Eric Hébert, gérant d’ODS. Photographie François Charmot

Lorsque MariannEurope m’a proposé un partenariat, j’ai tout de suite accepté l’idée que l’ancien journaliste que je suis pourrait interviewer un invité dans ma boutique, « D’un pavé à l’autre », la bouquinerie que j’ai créée à Louviers. Merci à Eric Hébert, le gérant de l’entreprise d’insertion ODS, implantée à Val-de-Reuil, d’avoir accepté… d’essuyer les plâtres.


François Charmot : ODS. Que signifient ces initiales ?

Eric Hébert : Organisation et développement de services. Nous sommes une entreprise d’insertion dont le cœur de métier est le nettoyage, plutôt dans le tertiaire. L’entreprise a été créée en septembre 1989 par un élu de Val-de-Reuil, Patrice Lefèvre, sous forme associative. Au début, elle ne faisait travailler que trois personnes au nettoyage des groupes scolaires. Aujourd’hui, nous employons une centaine de personnes…

F.C : On n’arrive pas par hasard à la tête d’une entreprise d’insertion ?

E.H : J’avais une entreprise familiale de peinture et revêtement de sols sur le Plateau du Vexin, avec une clientèle de gens aisés, comme le peintre Bernard Buffet par exemple. Le déclic, ça a été l’accueil, au sein de l’entreprise, d’ados issus d’un IMPro. J’ai décidé de changer de vie en y apportant une valeur plus sociale.

F.C : Mais d’où vous venait cette fibre sociale, ce goût des autres ? D’une éducation chrétienne ?

E.H : Non pas du tout.
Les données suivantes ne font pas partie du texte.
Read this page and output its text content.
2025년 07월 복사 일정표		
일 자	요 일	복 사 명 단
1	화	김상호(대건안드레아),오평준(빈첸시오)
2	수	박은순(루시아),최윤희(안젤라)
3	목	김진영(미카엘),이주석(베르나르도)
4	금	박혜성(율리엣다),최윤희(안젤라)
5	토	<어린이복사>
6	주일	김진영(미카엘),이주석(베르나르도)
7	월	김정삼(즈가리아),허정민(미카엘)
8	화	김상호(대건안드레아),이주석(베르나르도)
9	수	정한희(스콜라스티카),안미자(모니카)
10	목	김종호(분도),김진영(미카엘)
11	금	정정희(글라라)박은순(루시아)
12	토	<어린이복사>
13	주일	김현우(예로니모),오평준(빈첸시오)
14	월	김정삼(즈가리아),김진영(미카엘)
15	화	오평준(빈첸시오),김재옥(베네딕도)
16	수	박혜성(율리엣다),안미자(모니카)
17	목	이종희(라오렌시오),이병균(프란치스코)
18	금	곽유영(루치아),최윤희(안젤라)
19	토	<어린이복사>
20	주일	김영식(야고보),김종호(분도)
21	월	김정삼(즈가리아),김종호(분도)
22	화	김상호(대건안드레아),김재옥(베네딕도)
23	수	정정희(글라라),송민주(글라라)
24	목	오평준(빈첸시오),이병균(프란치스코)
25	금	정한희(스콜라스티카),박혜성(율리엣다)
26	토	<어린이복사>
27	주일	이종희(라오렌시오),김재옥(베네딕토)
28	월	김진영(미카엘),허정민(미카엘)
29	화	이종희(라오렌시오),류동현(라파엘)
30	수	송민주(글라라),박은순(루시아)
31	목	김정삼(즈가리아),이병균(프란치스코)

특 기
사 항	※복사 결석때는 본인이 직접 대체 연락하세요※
Je tiens cela de mes parents bien sûr, mais j’ai eu une éducation tout ce qu’il y a de plus laïque, avec le travail pour valeur importante, mais aussi le respect de l’autre.

F.C : Alors ?

E.H : Alors, un jour, je cesse mon activité. Je recherche du travail et vois dans l’Impartial une annonce d’emploi de directeur technique de second œuvre du bâtiment. Je postule et obtient le poste. J’arrive donc en février 1991 à ODS, où l’on me demande de prendre la direction. L’analyse de l’entreprise laisse apparaître de grosses lacunes, et l’on me fait confiance pour trouver des solutions permettant de conforter l’entreprise.

F.C : C’est-à-dire ?

E.H : En juillet 1999 par exemple, nous optons pour un statut commercial sous forme de SARL. Au début, ce n’était pas facile face à une concurrence forte, qui ne nous voyait pas comme une vraie entreprise. Puis au fil des ans, les entreprises ont appris à nous connaître, nos relations se sont normalisées, et certaines entreprises du secteur sont devenues de vraies partenaires, qui peuvent employer des salariés déjà formés, au terme de leur contrat chez nous, qui est de vingt-quatre mois maximum. Nous avons augmenté notre clientèle auprès des entreprises rolivaloises, de la CASE, voire un peu plus loin (le cinéma d’Evreux par exemple).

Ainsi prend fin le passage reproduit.